A function is $O(n \log_2(n))$. If it takes 1 second for the function to run when $n = 1000000$, then how long does the function take to run when $n = 8000000$? The answer is $92$ seconds.
Initially, I was trying to use a constant to multiply the left-hand side of the equation by that would set $n=8000000$ and multiply the right-hand side of the equation by the same constant. However, this doesn't seem to work very well. Here's what I have tried:
$$1000000\log_2(1000000) = 10$$ $$8 \cdot 1000000 \log_2(8 \cdot 1000000) = a \cdot 10$$ $$8 \cdot 1000000 \cdot (\log_2(8) + \log_2(1000000)) = a \cdot 10$$ $$8 \cdot 1000000 \cdot (3 + \log_2(1000000)) = a \cdot 10$$
From here, I am not sure how to create some constant $a$ on the left-hand side of the equation, so I can set $a$ on the right side equal to $a$ on the left side and scale $10$ to $92$ to derive the answer. My approach to this problem might be wrong to begin with, though.
I think the idea is a constant multiple of $n\log n$ with $n=1000000$ will give you 1 second ($k\cdot 10^6 \log 10^6 = 1$). What is the multiple? Once you find it, plug in $n=8000000$.

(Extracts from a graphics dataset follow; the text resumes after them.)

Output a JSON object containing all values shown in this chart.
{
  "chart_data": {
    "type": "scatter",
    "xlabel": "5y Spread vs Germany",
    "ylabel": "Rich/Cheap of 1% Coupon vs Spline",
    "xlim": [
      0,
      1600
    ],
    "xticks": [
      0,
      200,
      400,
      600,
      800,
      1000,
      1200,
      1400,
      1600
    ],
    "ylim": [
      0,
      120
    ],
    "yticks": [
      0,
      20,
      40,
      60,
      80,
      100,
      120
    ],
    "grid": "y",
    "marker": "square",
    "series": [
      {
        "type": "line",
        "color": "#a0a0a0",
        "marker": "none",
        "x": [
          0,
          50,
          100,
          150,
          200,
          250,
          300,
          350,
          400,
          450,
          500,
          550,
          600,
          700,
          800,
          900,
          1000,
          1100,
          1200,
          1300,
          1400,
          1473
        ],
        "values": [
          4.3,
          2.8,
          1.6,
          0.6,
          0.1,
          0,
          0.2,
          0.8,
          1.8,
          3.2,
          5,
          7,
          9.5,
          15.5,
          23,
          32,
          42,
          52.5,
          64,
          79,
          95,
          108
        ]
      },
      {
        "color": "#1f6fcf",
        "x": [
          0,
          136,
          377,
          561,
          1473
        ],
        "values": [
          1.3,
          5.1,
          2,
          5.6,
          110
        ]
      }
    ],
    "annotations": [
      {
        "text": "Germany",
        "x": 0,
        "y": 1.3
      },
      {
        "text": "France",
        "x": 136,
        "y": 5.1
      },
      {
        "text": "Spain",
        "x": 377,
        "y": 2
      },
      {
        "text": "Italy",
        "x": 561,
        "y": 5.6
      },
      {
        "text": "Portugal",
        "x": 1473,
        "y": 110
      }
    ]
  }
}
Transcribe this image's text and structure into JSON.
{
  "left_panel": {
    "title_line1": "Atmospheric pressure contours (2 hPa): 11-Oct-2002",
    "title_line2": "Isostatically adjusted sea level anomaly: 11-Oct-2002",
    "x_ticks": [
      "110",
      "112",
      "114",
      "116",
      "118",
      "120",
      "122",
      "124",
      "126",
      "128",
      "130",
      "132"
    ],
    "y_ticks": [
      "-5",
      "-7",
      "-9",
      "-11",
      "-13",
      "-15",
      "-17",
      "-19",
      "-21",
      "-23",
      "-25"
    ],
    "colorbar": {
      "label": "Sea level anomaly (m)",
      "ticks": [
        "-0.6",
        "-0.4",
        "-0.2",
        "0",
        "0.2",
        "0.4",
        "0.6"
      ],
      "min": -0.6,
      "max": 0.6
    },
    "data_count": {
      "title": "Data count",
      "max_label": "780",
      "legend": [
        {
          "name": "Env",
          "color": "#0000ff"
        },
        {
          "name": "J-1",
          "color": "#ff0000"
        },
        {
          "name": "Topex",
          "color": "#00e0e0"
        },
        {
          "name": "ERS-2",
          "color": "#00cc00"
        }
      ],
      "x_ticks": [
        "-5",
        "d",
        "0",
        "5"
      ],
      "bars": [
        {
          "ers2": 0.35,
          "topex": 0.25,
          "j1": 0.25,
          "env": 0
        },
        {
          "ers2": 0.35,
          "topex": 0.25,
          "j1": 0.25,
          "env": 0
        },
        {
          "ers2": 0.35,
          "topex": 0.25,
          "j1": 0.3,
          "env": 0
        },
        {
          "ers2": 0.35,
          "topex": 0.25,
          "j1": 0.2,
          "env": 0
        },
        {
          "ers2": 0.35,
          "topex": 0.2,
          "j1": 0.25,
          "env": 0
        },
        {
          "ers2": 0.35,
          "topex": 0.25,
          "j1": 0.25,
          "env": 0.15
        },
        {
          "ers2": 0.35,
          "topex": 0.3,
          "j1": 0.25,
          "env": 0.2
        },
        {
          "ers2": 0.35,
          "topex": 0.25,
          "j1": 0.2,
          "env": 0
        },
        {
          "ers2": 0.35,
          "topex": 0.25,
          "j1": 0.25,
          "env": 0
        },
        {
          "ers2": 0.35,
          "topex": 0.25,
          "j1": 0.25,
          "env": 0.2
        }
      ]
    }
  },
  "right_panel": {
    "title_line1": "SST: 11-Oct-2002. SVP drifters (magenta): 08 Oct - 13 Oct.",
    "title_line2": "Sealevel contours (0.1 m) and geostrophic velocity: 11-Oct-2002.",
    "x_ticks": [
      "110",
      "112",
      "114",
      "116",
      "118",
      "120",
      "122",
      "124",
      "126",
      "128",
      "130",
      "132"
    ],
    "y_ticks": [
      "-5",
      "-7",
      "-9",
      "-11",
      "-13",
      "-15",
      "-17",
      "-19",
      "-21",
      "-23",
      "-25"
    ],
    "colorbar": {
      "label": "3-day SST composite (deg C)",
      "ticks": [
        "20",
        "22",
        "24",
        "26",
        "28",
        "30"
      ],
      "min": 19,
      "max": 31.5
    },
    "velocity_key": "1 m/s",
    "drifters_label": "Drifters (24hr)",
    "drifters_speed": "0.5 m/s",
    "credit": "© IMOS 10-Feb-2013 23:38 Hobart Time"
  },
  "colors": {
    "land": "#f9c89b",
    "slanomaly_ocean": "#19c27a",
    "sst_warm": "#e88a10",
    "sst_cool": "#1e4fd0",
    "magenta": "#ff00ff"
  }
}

In other words, something that is O(nlogn) won't take 8 times longer when $n$ is 8 times bigger. Instead it will take $\frac{8\cdot10^6\log(8\cdot10^6)}{ 10^6\log 10^6}$ times longer.
Technically, none of the above is true. This is all at a heuristic level. You're saying "Well n is pretty big so let's pretend the asymptotic behavior sets in". Technically asymptotic behavior tells you nothing about what happens for any finite $n$.